Lelang amal usai menyisakan beberapa orang yang masih berbasa basi mencipta rekanan atau sekedar saling membual tentang pencapaian perusahaan mereka masing masing . Hyeon berakhir dengan membeli satu buah belt milik salah satu member boygrup favoritnya, Max Changmin dan membayar mahal untuk itu. Tak masalah juga karena penjualan sepenuhnya untuk amal. Bahkan sedikit pertempuran sengit dengan salah satu putri seorang importir batu bara untuk memenangkannya. Lucu tapi memang begitu lah daya tarik benda milik seorang idol untuk para kawula muda pewaris perusahaan. Hyeon yang sudah tak berniat berlama lama ada disana lantas men- dial nomor supirnya karena sebentar lagi dia akan keluar. Setelah dalam waktu singkat si supir mengangkatnya. Ia langsung berjalan keluar dari ballroom.

Sebuah mobil hitam mengkilap melesat dari area parkir  bawah tanah dan berhenti tepat di hadapannya. Ia yakin itu bukan mobilnya, jadi Hyeon berjalan melewatinya begitu saja. Namun atensinya teralih ketika seorang pria turun dari pintu belakang, sengaja membukakan pintu untuknya, mengisyaratkan gadis itu untuk masuk. "Mau pulang bersama?"ujarnya. Laki laki itu lagi. Hyeon menghela nafas. 

"Aku bersama supirku." Jawab Hyeon.

"Aku sudah menyuruh Supir Nam pulang." Lelaki itu tersenyum sembari mengisyaratkan Hyeon masuk dengan gerakan kepalanya.

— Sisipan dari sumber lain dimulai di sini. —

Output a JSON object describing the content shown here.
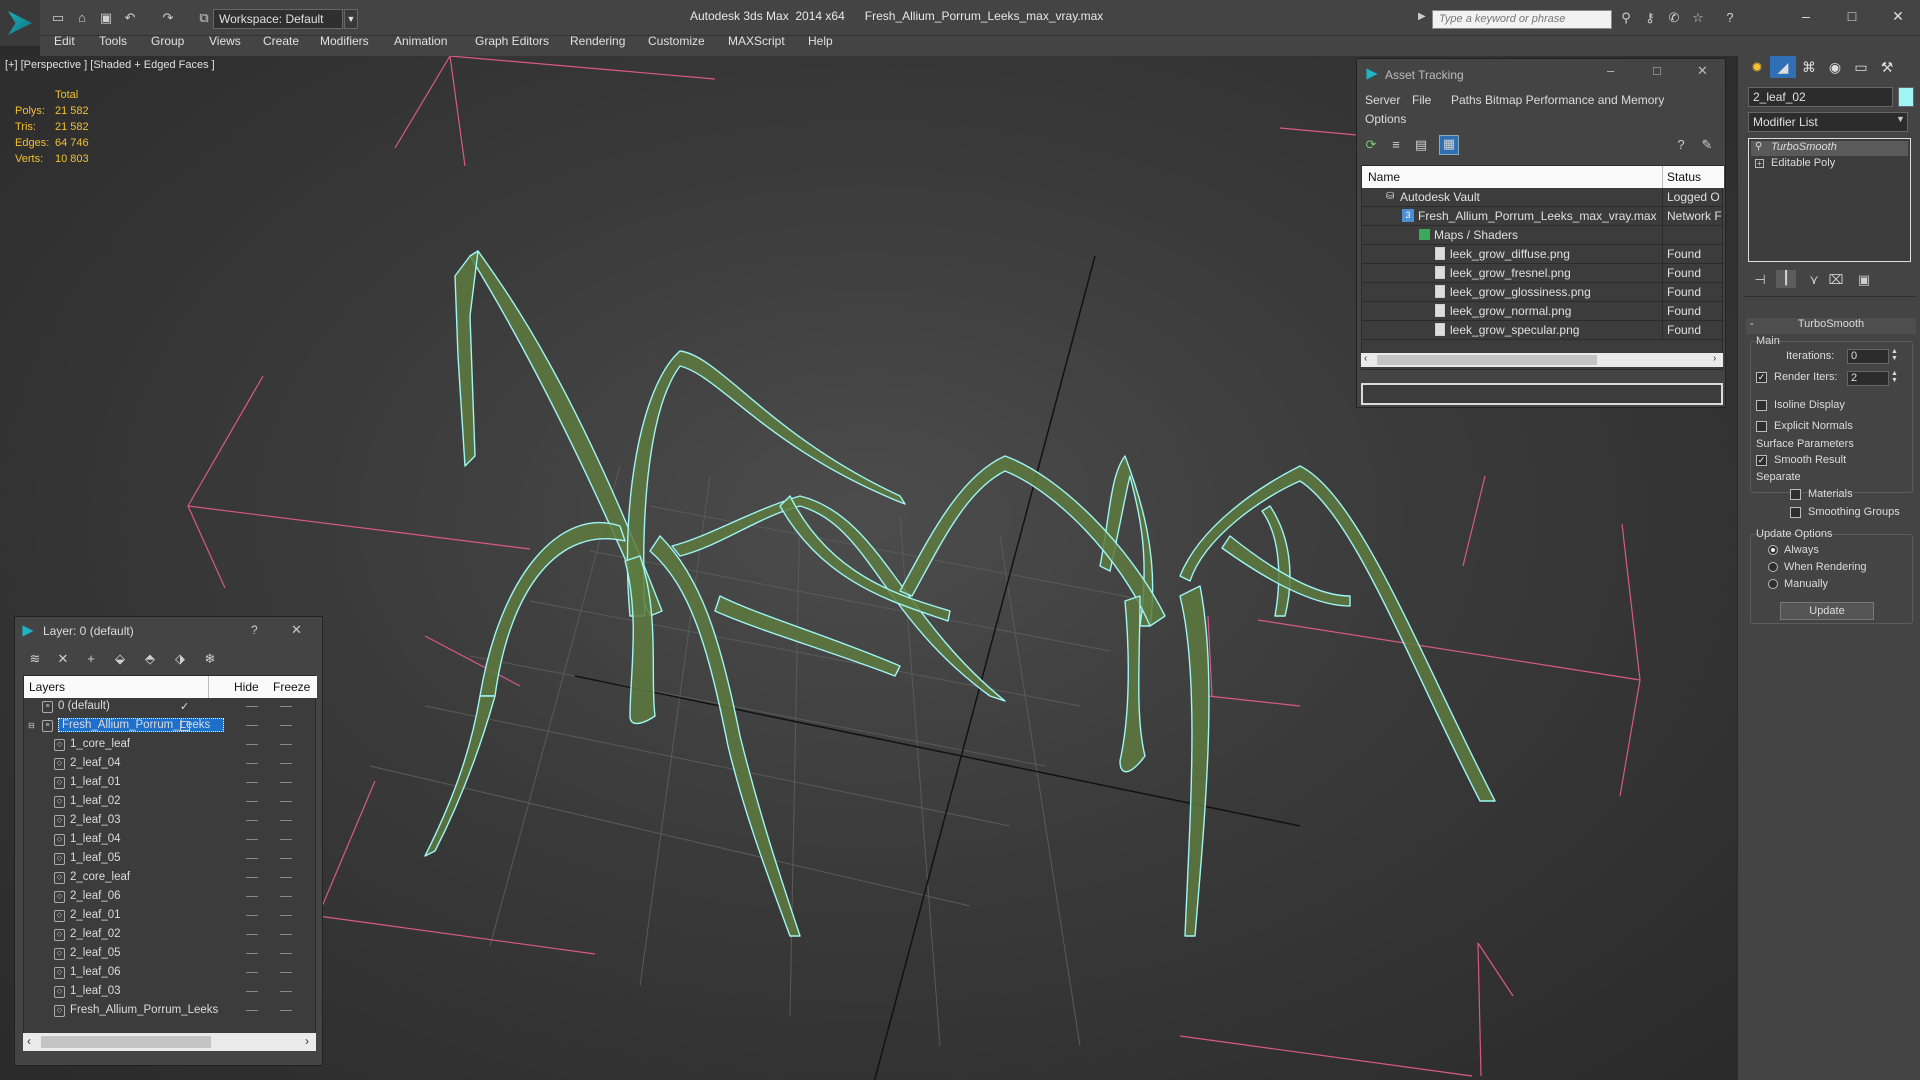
{
  "app": {
    "title": "Autodesk 3ds Max  2014 x64",
    "file": "Fresh_Allium_Porrum_Leeks_max_vray.max",
    "workspace": "Workspace: Default",
    "search_placeholder": "Type a keyword or phrase"
  },
  "menu": [
    "Edit",
    "Tools",
    "Group",
    "Views",
    "Create",
    "Modifiers",
    "Animation",
    "Graph Editors",
    "Rendering",
    "Customize",
    "MAXScript",
    "Help"
  ],
  "viewport": {
    "label": "[+] [Perspective ] [Shaded + Edged Faces ]",
    "stats": {
      "total_label": "Total",
      "rows": [
        {
          "label": "Polys:",
          "value": "21 582"
        },
        {
          "label": "Tris:",
          "value": "21 582"
        },
        {
          "label": "Edges:",
          "value": "64 746"
        },
        {
          "label": "Verts:",
          "value": "10 803"
        }
      ]
    }
  },
  "asset_tracking": {
    "title": "Asset Tracking",
    "menu": [
      "Server",
      "File",
      "Paths",
      "Bitmap Performance and Memory"
    ],
    "menu2": "Options",
    "columns": {
      "name": "Name",
      "status": "Status"
    },
    "rows": [
      {
        "name": "Autodesk Vault",
        "status": "Logged O",
        "icon": "vault-icon"
      },
      {
        "name": "Fresh_Allium_Porrum_Leeks_max_vray.max",
        "status": "Network F",
        "icon": "max-file-icon"
      },
      {
        "name": "Maps / Shaders",
        "status": "",
        "icon": "maps-icon"
      },
      {
        "name": "leek_grow_diffuse.png",
        "status": "Found",
        "icon": "image-file-icon"
      },
      {
        "name": "leek_grow_fresnel.png",
        "status": "Found",
        "icon": "image-file-icon"
      },
      {
        "name": "leek_grow_glossiness.png",
        "status": "Found",
        "icon": "image-file-icon"
      },
      {
        "name": "leek_grow_normal.png",
        "status": "Found",
        "icon": "image-file-icon"
      },
      {
        "name": "leek_grow_specular.png",
        "status": "Found",
        "icon": "image-file-icon"
      }
    ]
  },
  "layer_explorer": {
    "title": "Layer: 0 (default)",
    "help": "?",
    "columns": {
      "layers": "Layers",
      "hide": "Hide",
      "freeze": "Freeze"
    },
    "rows": [
      {
        "name": "0 (default)",
        "level": 0,
        "selected": false
      },
      {
        "name": "Fresh_Allium_Porrum_Leeks",
        "level": 0,
        "selected": true
      },
      {
        "name": "1_core_leaf",
        "level": 1,
        "selected": false
      },
      {
        "name": "2_leaf_04",
        "level": 1,
        "selected": false
      },
      {
        "name": "1_leaf_01",
        "level": 1,
        "selected": false
      },
      {
        "name": "1_leaf_02",
        "level": 1,
        "selected": false
      },
      {
        "name": "2_leaf_03",
        "level": 1,
        "selected": false
      },
      {
        "name": "1_leaf_04",
        "level": 1,
        "selected": false
      },
      {
        "name": "1_leaf_05",
        "level": 1,
        "selected": false
      },
      {
        "name": "2_core_leaf",
        "level": 1,
        "selected": false
      },
      {
        "name": "2_leaf_06",
        "level": 1,
        "selected": false
      },
      {
        "name": "2_leaf_01",
        "level": 1,
        "selected": false
      },
      {
        "name": "2_leaf_02",
        "level": 1,
        "selected": false
      },
      {
        "name": "2_leaf_05",
        "level": 1,
        "selected": false
      },
      {
        "name": "1_leaf_06",
        "level": 1,
        "selected": false
      },
      {
        "name": "1_leaf_03",
        "level": 1,
        "selected": false
      },
      {
        "name": "Fresh_Allium_Porrum_Leeks",
        "level": 1,
        "selected": false
      }
    ]
  },
  "command_panel": {
    "object_name": "2_leaf_02",
    "object_color": "#9ff5f5",
    "modifier_list": "Modifier List",
    "stack": [
      "TurboSmooth",
      "Editable Poly"
    ],
    "rollout_title": "TurboSmooth",
    "main_label": "Main",
    "iterations_label": "Iterations:",
    "iterations_value": "0",
    "render_iters_label": "Render Iters:",
    "render_iters_value": "2",
    "render_iters_checked": true,
    "isoline_label": "Isoline Display",
    "explicit_normals_label": "Explicit Normals",
    "surface_params_label": "Surface Parameters",
    "smooth_result_label": "Smooth Result",
    "separate_label": "Separate",
    "materials_label": "Materials",
    "smoothing_groups_label": "Smoothing Groups",
    "update_options_label": "Update Options",
    "always_label": "Always",
    "when_rendering_label": "When Rendering",
    "manually_label": "Manually",
    "update_button": "Update"
  },
  "colors": {
    "wire": "#9ff5f5",
    "leaf_fill": "#5d7a3f",
    "bbox": "#d85a82",
    "selection": "#1e6fc9"
  }
}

Mudah saja bagi Jimin untuk menyuruh sang supir kembali ke rumah karena dulu supir Nam pernah bekerja padanya ketika ia masih menjadi suami Hyeon.

"Jangan bercanda Park Jimin-sshi!" Hyeon kemudian menelepon supirnya lagi memastikan keberadaannya tapi nomornya tidak aktif. Gadis itu mengeratkan tangannya pada tas kecil yang ia bawa. Kesal sekali. Bersiap saja dengan surat peringatan besok pagi. Meninggalkan atasannya di sebuah acara dan menonaktifkan ponsel. Tipe tipe pekerja yang sudah siap untuk dipecat.

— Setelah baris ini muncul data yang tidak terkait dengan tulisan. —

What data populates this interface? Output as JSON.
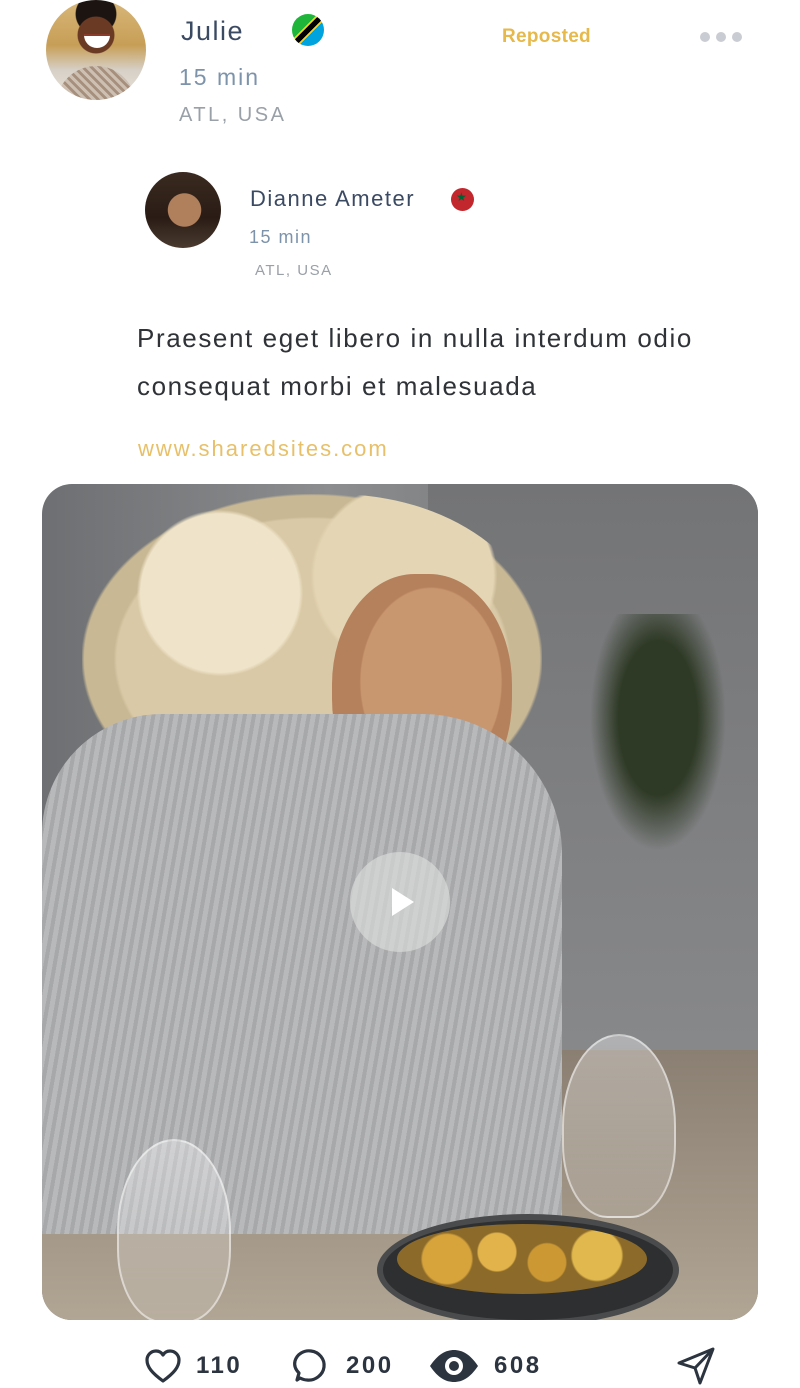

"Aku akan menelepon Kak Minjung. Kau bisa pulang."

Si lelaki menggeleng. "Aku akan disini sampai kau mau pulang bersama." Kemudian klakson dari deretan mobil di belakangnya bersahutan mengantri untuk masuk area drop off. "Kau akan disalahkan karena tidak mau segera masuk. Tidak lihat mereka semua menatap kita?"

Hyeon mengedarkan pandang. menemukan dirinya dan mantan suaminya sudah menjadi pusat perhatian semua orang. "Aku akan langsung mengantarmu pulang. Aku janji." Lanjut Jimin Jimin memberikan penawaran. Sementara klakson semakin bersahutan. Membuat Hyeon mau tak mau masuk ke mobil Jimin dan roda empat itupun melesat pergi dari sana sebelum protes lain dilayangkan lagi dari mobil mobil di belakang mereka.

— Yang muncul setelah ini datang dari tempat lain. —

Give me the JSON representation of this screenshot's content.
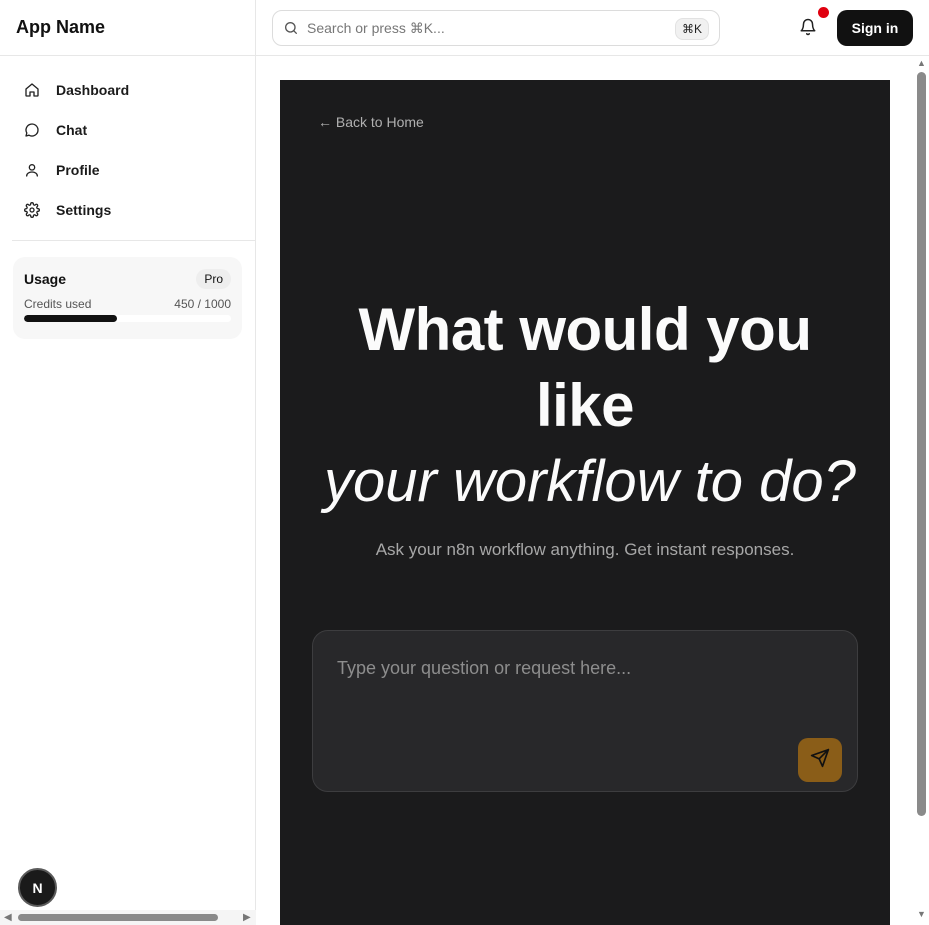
{
  "sidebar": {
    "brand": "App Name",
    "items": [
      {
        "label": "Dashboard",
        "icon": "home-icon"
      },
      {
        "label": "Chat",
        "icon": "chat-bubble-icon"
      },
      {
        "label": "Profile",
        "icon": "user-icon"
      },
      {
        "label": "Settings",
        "icon": "gear-icon"
      }
    ],
    "usage": {
      "title": "Usage",
      "plan": "Pro",
      "label": "Credits used",
      "value_text": "450 / 1000",
      "used": 450,
      "total": 1000
    },
    "badge_letter": "N"
  },
  "header": {
    "search_placeholder": "Search or press ⌘K...",
    "shortcut": "⌘K",
    "signin_label": "Sign in",
    "notification_dot_color": "#e0000f"
  },
  "main": {
    "back_label": "← Back to Home",
    "heading_line1": "What would you",
    "heading_line2": "like",
    "heading_line3": "your workflow to do?",
    "subtitle": "Ask your n8n workflow anything. Get instant responses.",
    "input_placeholder": "Type your question or request here...",
    "accent_color": "#8a5d18",
    "panel_color": "#1b1b1c"
  }
}
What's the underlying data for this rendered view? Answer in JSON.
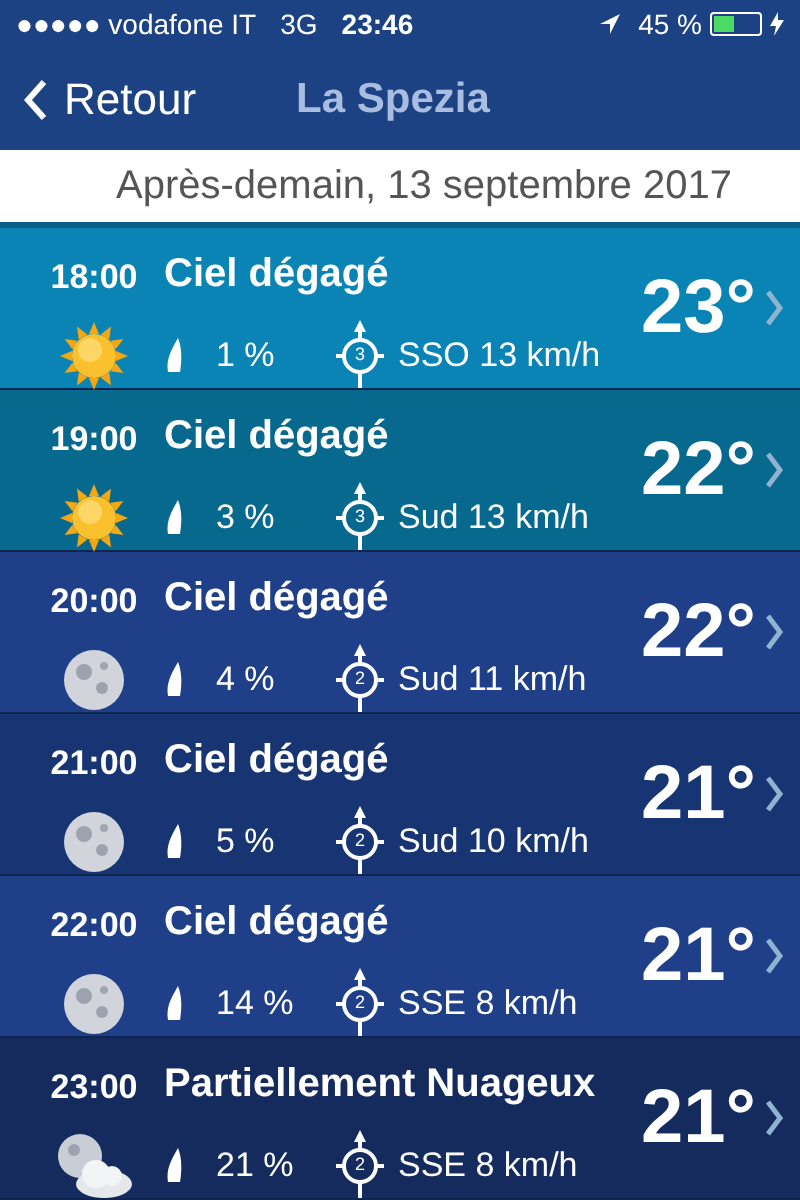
{
  "status_bar": {
    "carrier": "●●●●● vodafone IT",
    "network": "3G",
    "time": "23:46",
    "battery": "45 %"
  },
  "nav": {
    "back": "Retour",
    "title": "La Spezia"
  },
  "date": "Après-demain, 13 septembre 2017",
  "rows": [
    {
      "time": "18:00",
      "condition": "Ciel dégagé",
      "kind": "sun",
      "rain": "1 %",
      "force": "3",
      "wind": "SSO 13 km/h",
      "temp": "23°",
      "color": "#0a84b4"
    },
    {
      "time": "19:00",
      "condition": "Ciel dégagé",
      "kind": "sun",
      "rain": "3 %",
      "force": "3",
      "wind": "Sud 13 km/h",
      "temp": "22°",
      "color": "#08698f"
    },
    {
      "time": "20:00",
      "condition": "Ciel dégagé",
      "kind": "moon",
      "rain": "4 %",
      "force": "2",
      "wind": "Sud 11 km/h",
      "temp": "22°",
      "color": "#1f4088"
    },
    {
      "time": "21:00",
      "condition": "Ciel dégagé",
      "kind": "moon",
      "rain": "5 %",
      "force": "2",
      "wind": "Sud 10 km/h",
      "temp": "21°",
      "color": "#173572"
    },
    {
      "time": "22:00",
      "condition": "Ciel dégagé",
      "kind": "moon",
      "rain": "14 %",
      "force": "2",
      "wind": "SSE 8 km/h",
      "temp": "21°",
      "color": "#1f4088"
    },
    {
      "time": "23:00",
      "condition": "Partiellement Nuageux",
      "kind": "cloud-moon",
      "rain": "21 %",
      "force": "2",
      "wind": "SSE 8 km/h",
      "temp": "21°",
      "color": "#152b5e"
    }
  ]
}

"Ini keterlaluan Jimin-ssi?!" Hyeon mengeluh setelah ia masuk dan duduk berdampingan dengan Jimin di kursi belakang.

Jimin hanya tertawa singkat. "Maaf, tapi memang harus begini agar aku bisa bicara denganmu."

"Gila! Lihat saja aku akan memecat Pak Nam besok pagi."

"Pecat saja. Lalu aku akan mempekerjakannya." Jimin lagi lagi tertawa pelan. Memunculkan bulan sabit yang menggantung di matanya.

"Jadi ini janji yang kau berikan agar Pak Nam meninggalkanku di pesta?"

"Entahlah." Jimin mengedikkan bahu. Tepat sekali,  tapi bukan  alasan itu yang membuat Pak Nam dengan sangat berani meninggalkan tuannya. 

"Sebenarnya apa maumu?" Hyeon menatap tajam presensi lelaki yang tadi memeluk pinggangnya pada saat acara. Membuat banyak pasang mata mengubah atensinya pada mereka dan sekarang menyuruh supir Hyeon pulang lebih dulu agar Hyeon bisa pulang bersamanya.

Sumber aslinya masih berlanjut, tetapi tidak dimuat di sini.